Sorry I wasn't clear. No, the lock contention is not in Flink.

On Friday, February 26, 2016, Stephan Ewen <se...@apache.org> wrote:


> Was the contended lock part of Flink's runtime, or the application code?
> If it was part of the Flink Runtime, can you share what you found?
>
> On Thu, Feb 25, 2016 at 6:03 PM, Nick Dimiduk <ndimi...@gmail.com
> <javascript:_e(%7B%7D,'cvml','ndimi...@gmail.com');>> wrote:
>
>> For what it's worth, I dug into the TM logs and found that this exception
>> was not the root cause, merely a symptom of other backpressure building in
>> the flow (actually, lock contention in another part of the stack).
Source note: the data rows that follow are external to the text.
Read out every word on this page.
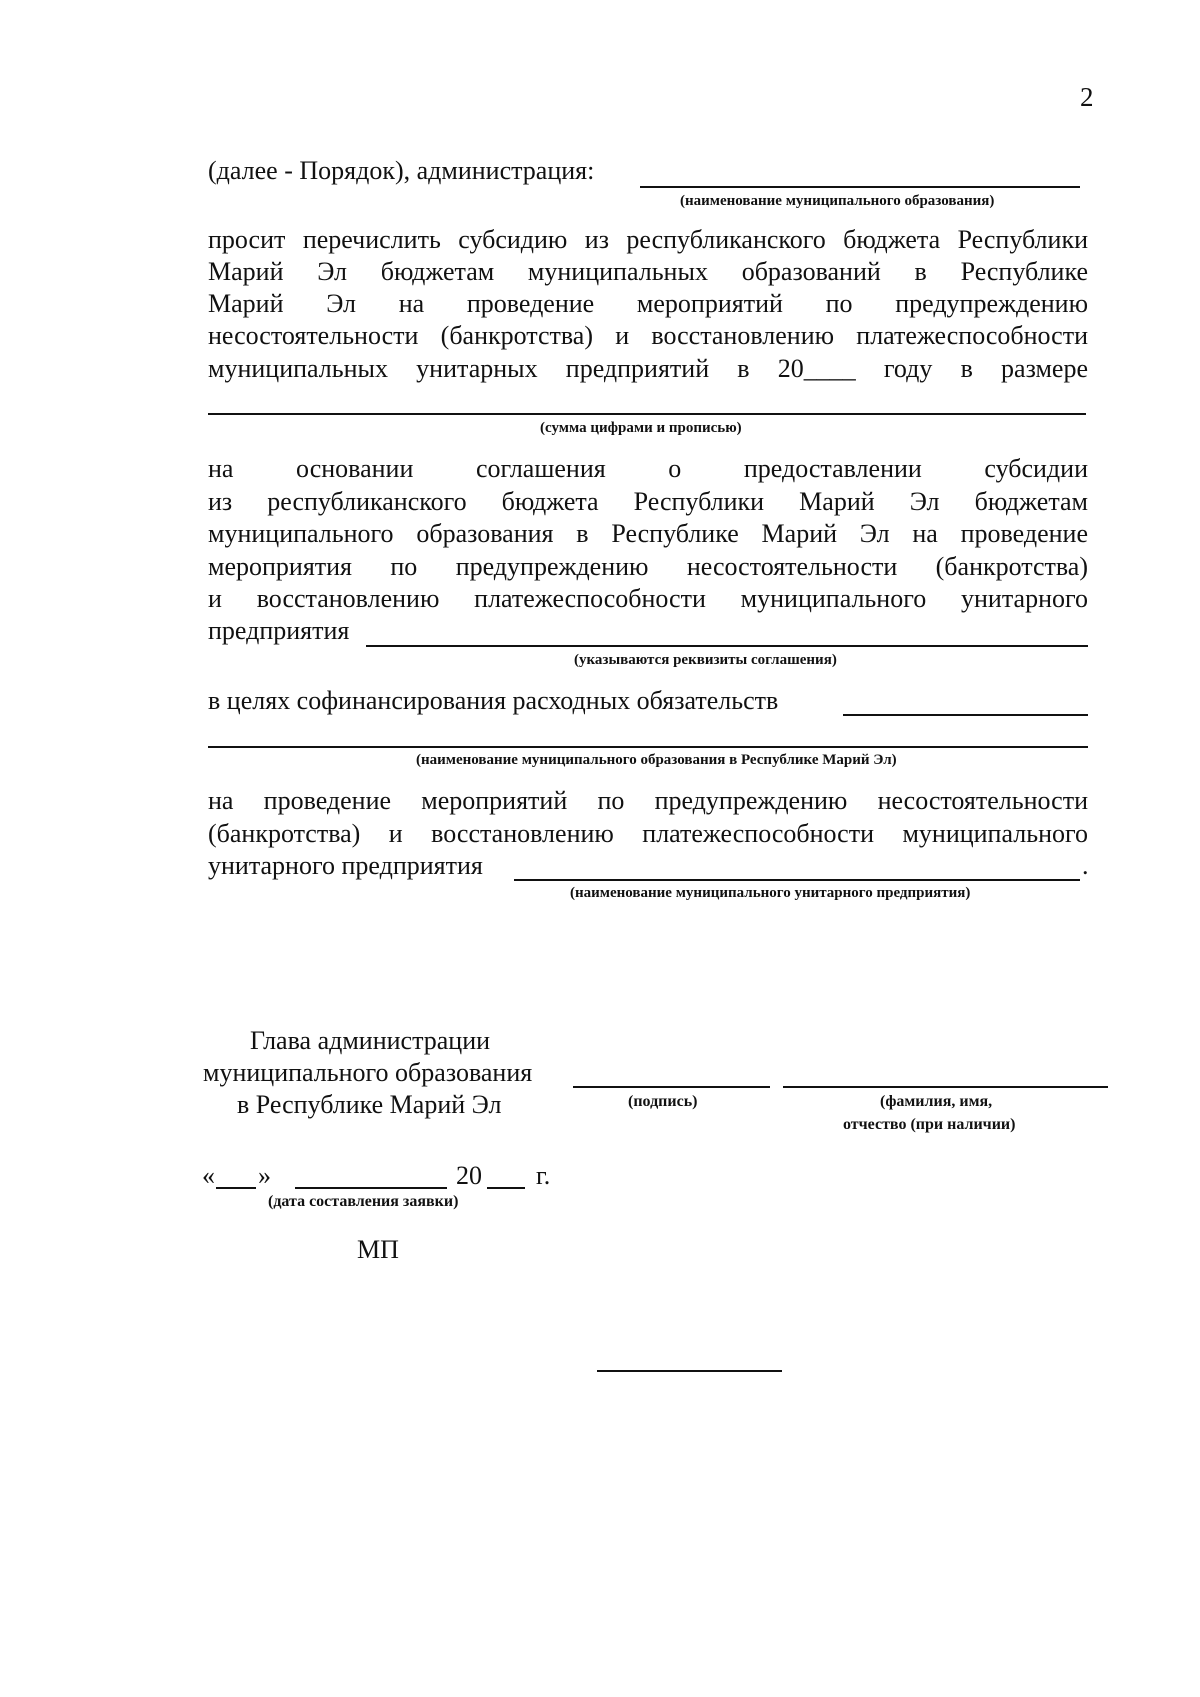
2
(далее - Порядок), администрация:
(наименование муниципального образования)
просит перечислить субсидию из республиканского бюджета Республики
Марий Эл бюджетам муниципальных образований в Республике
Марий Эл на проведение мероприятий по предупреждению
несостоятельности (банкротства) и восстановлению платежеспособности
муниципальных унитарных предприятий в 20____ году в размере
(сумма цифрами и прописью)
на основании соглашения о предоставлении субсидии
из республиканского бюджета Республики Марий Эл бюджетам
муниципального образования в Республике Марий Эл на проведение
мероприятия по предупреждению несостоятельности (банкротства)
и восстановлению платежеспособности муниципального унитарного
предприятия
(указываются реквизиты соглашения)
в целях софинансирования расходных обязательств
(наименование муниципального образования в Республике Марий Эл)
на проведение мероприятий по предупреждению несостоятельности
(банкротства) и восстановлению платежеспособности муниципального
унитарного предприятия	.
(наименование муниципального унитарного предприятия)
Глава администрации
муниципального образования
в Республике Марий Эл	(подпись)	(фамилия, имя,
отчество (при наличии)
« »	20 г.
(дата составления заявки)
МП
While
>> Flink was helpful in finding and bubbling up this stack to the UI, it was
>> ultimately missleading, caused me to overlook proper evaluation of the
>> failure.
>>
>> On Wed, Jan 20, 2016 at 2:59 AM, Robert Metzger <rmetz...@apache.org
>> <javascript:_e(%7B%7D,'cvml','rmetz...@apache.org');>> wrote:
>>
>>> Hey Nick,
>>>
>>> I had a discussion with Stephan Ewen on how we could resolve the issue.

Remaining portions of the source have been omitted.